The first stage of City Hall’s East Side Coastal Resiliency project to fortify lower Manhattan against future climate catastrophe is focused on East River Park, which the city has targeted for a massive overhaul to raise the landscape by eight feet from Montgomery Street to East 13th Street.
At a public hearing on Wednesday evening at Mt. Sinai Beth Israel, hosted by Manhattan Borough President Gale Brewer, residents of the Lower East Side and surrounding neighborhoods made clear that they are not at all on board with the city’s plan, which they consider a bait and switch that could cost them their local park for an extended period of time.
“We need flood protection, but I don’t approve of the wasteful plan the city is giving us,” Anne Boster, an East 4th Street resident, testified at the hearing. “It will also waste the millions spent recently on the renovation of the track. We can’t be without a park for three and a half years. What a joke.”
The city’s original plan was to construct flood barriers and berms along FDR Drive. But in September 2018, the city changed course to a design that could be implemented more quickly and raise more of the park above storm-surge levels. The revised plan includes elevating the park by eight feet using landfill, reconstructing its entry points and connecting bridges, redesigning the drainage system along the coastline, and installing flood gates at key locations.
Along the way, the estimated cost of the project—which would be funded by the state and federal government—rose from $760 million to $1.45 billion.
City agencies now plan to close the entire park starting in March 2020, with the project slated for completion by late 2024.
The 45-acre park is a popular running destination, home to numerous youth sports leagues, and a community space where residents barbecue and host parties in the summer. Many neighborhood residents wore sashes which read “Tree Protection Area” and “Do Not Cut” in protest, and the room continuously booed city officials during their presentation.
“Whatever the park is giving us, you’re going to take it all away,” said Yvette Mercedes, a Baruch Houses resident, whose children play in the park. “We need fixing, but why do it all at once?”
Over 25 people testified at the hearing, and expressed their anger at how City agencies—the Department of Design and Construction, and the Department of Parks and Recreation—are handling the project.
The complete park closure, and health hazards brought on by the dumping of landfill are the two most contentious points among residents and city officials. Residents have also pled with city officials for a “greener” plan that is not only flood-safe, but environmentally friendly.
At a previous city council hearing in January, city officials apologized for not communicating clearly enough with residents. "Did we communicate the change properly? No," said Department of Design and Construction commissioner Lorraine Grillo. "That's on me. I take responsibility for that and I apologize." But despite additional open houses for community feedback since then, residents complain that they city’s updated plans haven’t accommodated their concerns.
Also testifying against the current plan were State Senator Brad Hoylman and State Assemblymember Harvey Epstein. Both politicians requested an independent expert panel to assess the situation.
“We have a lot of questions, not a lot of answers,” said Hoylman. “I think it is very important that we have an independent, community based monitor for this project.” He also threatened potential legal action because the city did not ask the state to alienate the parkland, as is required when parks are converted to non-park uses: “That is the prerogative of the state of New York. We wished you would have pursued it, and now we think this whole thing may end up in a lawsuit.”

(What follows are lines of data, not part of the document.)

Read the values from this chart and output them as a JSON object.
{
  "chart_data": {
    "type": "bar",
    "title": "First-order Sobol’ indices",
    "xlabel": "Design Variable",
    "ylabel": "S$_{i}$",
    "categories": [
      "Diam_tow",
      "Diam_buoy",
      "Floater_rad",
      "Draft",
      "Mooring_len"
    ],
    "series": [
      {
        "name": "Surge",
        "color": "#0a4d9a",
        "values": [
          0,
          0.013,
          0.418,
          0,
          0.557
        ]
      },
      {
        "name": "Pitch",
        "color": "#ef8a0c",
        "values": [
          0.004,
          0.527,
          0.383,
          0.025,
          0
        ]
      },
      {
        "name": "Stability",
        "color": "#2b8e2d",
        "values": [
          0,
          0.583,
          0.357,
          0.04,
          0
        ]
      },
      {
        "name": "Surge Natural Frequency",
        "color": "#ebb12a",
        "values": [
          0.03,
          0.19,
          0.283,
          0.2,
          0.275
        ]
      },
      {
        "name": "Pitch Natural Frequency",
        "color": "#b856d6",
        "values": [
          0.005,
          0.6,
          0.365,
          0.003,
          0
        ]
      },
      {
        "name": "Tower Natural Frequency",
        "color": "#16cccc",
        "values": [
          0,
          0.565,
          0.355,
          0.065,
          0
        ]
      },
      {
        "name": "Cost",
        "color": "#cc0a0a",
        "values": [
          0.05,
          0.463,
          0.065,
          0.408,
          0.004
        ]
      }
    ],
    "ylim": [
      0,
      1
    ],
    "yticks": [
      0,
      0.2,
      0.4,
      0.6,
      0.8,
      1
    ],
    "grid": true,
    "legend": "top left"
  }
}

Another major concern that residents pointed out is the potential loss of biodiversity and ecological damage that would come with razing 981 mature trees in order to raise the park’s ground level. Amy Berkov, an Assistant Professor of Biology at The City College of New York and longtime East Village resident, called the project’s Draft Environmental Impact Statement (DEIS) “inaccurate” and said it makes “unjustified assumptions.”
“The DEIS mentions one rare bird species, the peregrine falcon,” said Berkov. “Citizen science records have documented nine birds, and one bumblebee, that are on New York State’s natural heritage program list of endangered species.”
Officials from the Department of Design and Construction and the Department of Parks and Recreation did not respond to specific testimony, but said they will continue to seek public feedback regarding the project. The City Planning Commission will hold its hearing on the project on July 31, with a city council vote on final approval expected to follow in September.
“We’re trying to balance the concern of protecting the neighborhood from climate change, and concerns about disruption,” Deputy Commissioner of Design and Construction Jamie Torres-Springer told Gothamist following the hearing. “In this case, we came to a conclusion that we can’t deliver the project without a full closure of the park. It is very unfortunate.”